Dans un arrêt du 13 avril 2021 (1), la chambre criminelle de la Cour de cassation confirme l’application de la loi Informatique et libertés aux enregistrements de conseils municipaux.
Le principe de publicité des séances de conseils municipaux
Le principe de publicité des séances de conseils municipaux a conduit le législateur français et la jurisprudence à encadrer les enregistrements et retransmissions (CGCT, art. L. 2121-18).
En application de ce droit, toutes les personnes présentes lors des séances (conseillers municipaux, les membres de l’assistance, etc.), peuvent librement enregistrer les débats des conseils municipaux et les diffuser ensuite, par exemple sur Internet.
Les seules limites sont les pouvoirs de police du Maire et le droit à l’image des participants.
Néanmoins, les Maires de communes ne peuvent d’autorité interdire de tels enregistrements sans démontrer qu’ils sont de nature à troubler le bon ordre des travaux de l’assemblée délibérante (2).
De même, le droit à l’image (création prétorienne issue de l’article 9 du Code civil qui protège la vie privée) ne trouvera à s’appliquer que très limitativement puisque, par nature, les conseils municipaux sont des évènements publics réunissant essentiellement des professionnels.
En revanche, le principe de publicité des séances et le droit d’enregistrement qui en résulte, ne font pas échec à l’application de la réglementation informatique et libertés, comme l’a rappelé très justement la Cour de cassation.
Les enregistrements de conseils municipaux : des traitements de données à caractère personnel
En effet, il ne fait nul doute que les enregistrements, peu importe leur nature (sonores et/ou vidéos), dès lors qu’ils permettent d’identifier directement ou indirectement une personne physique, sont une donnée à caractère personnel et leur publication est constitutive d’un traitement automatisé de données à caractère personnel.

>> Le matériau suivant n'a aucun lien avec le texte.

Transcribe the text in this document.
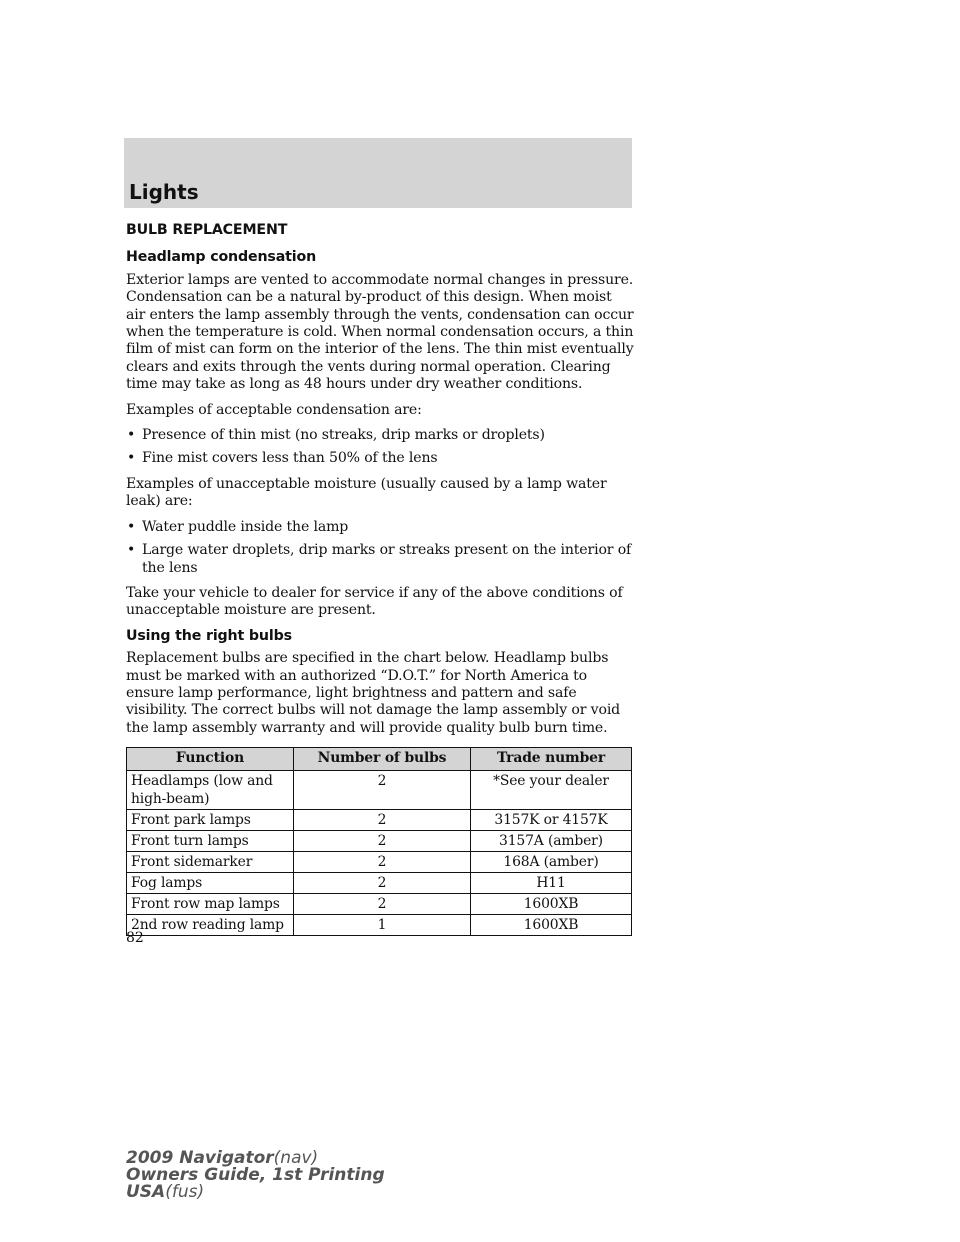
Lights
BULB REPLACEMENT
Headlamp condensation

Exterior lamps are vented to accommodate normal changes in pressure. Condensation can be a natural by-product of this design. When moist air enters the lamp assembly through the vents, condensation can occur when the temperature is cold. When normal condensation occurs, a thin film of mist can form on the interior of the lens. The thin mist eventually clears and exits through the vents during normal operation. Clearing time may take as long as 48 hours under dry weather conditions.

Examples of acceptable condensation are:

• Presence of thin mist (no streaks, drip marks or droplets)
• Fine mist covers less than 50% of the lens

Examples of unacceptable moisture (usually caused by a lamp water leak) are:

• Water puddle inside the lamp
• Large water droplets, drip marks or streaks present on the interior of the lens

Take your vehicle to dealer for service if any of the above conditions of unacceptable moisture are present.

Using the right bulbs

Replacement bulbs are specified in the chart below. Headlamp bulbs must be marked with an authorized “D.O.T.” for North America to ensure lamp performance, light brightness and pattern and safe visibility. The correct bulbs will not damage the lamp assembly or void the lamp assembly warranty and will provide quality bulb burn time.

Function	Number of bulbs	Trade number
Headlamps (low and high-beam)	2	*See your dealer
Front park lamps	2	3157K or 4157K
Front turn lamps	2	3157A (amber)
Front sidemarker	2	168A (amber)
Fog lamps	2	H11
Front row map lamps	2	1600XB
2nd row reading lamp	1	1600XB
82
2009 Navigator(nav)
Owners Guide, 1st Printing
USA(fus)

Sur ce point, l’ensemble des juges saisis dans l’affaire susvisée sont d’accord.
La qualification de traitement des enregistrements
Dans le cas d’espèce soumis à la chambre criminelle de la Cour de cassation, une journaliste (partie civile) a formé un pourvoi en cassation sur ses intérêts civils contre le Maire d’une commune qui avait publié sur internet l’enregistrement d’un conseil municipal sur lequel elle apparaissait.
Le respect de la vie privée ne trouvant pas à s’appliquer ici, elle se fondait habilement sur les infractions à la règlementation sur les traitements de données à caractère personnel, à savoir l’absence de formalité préalable, la collecte frauduleuse, déloyale et illicite de données, et enfin le détournement de finalité (Code Pénal, articles 226-16, 226-18 et 226-21).
Les juges du fond l’avaient déboutée. Ils ont estimé que les enregistrements avaient été effectués « dans un lieu public dans lequel la partie civile avait suivi un évènement d’actualité à titre professionnel ».
La Haute juridiction a cassé et annulé l’arrêt de la Cour d’appel. Ils ont considéré que celle-ci n’avait pas justifié sa décision et qu’il lui appartenait :
- tout d’abord, de s’assurer que le Maire était bien le responsable du traitement, de déterminer le régime qui était applicable, et de rechercher les finalités poursuivies ;
- ensuite, de s’assurer que la collecte des données était loyale et licite.
En conclusion
Cet arrêt ne révolutionne pas le paysage juridique en matière de protection des données à caractère personnel. Il a cependant le mérite de rappeler deux points essentiels :
- il n’est pas fait exception à l’application de la réglementation en matière de protection des données devant le juge pénal, et
- tout manquement peut être sanctionné par des dommages et intérêts s’il a causé un dommage aux personnes concernées.
Les communes qui procèdent à de tels enregistrements, doivent donc être particulièrement vigilantes quant au respect des obligations qui sont les leurs dans ce cadre.
Anne Renard
Marion Moine
Lexing Conformité et Certification
(1) Cass. crim., 13 avril 2021, Pourvoi n° 19-87480.
(2) CAA Bordeaux, 24 juin 2003, n° 99BX01857.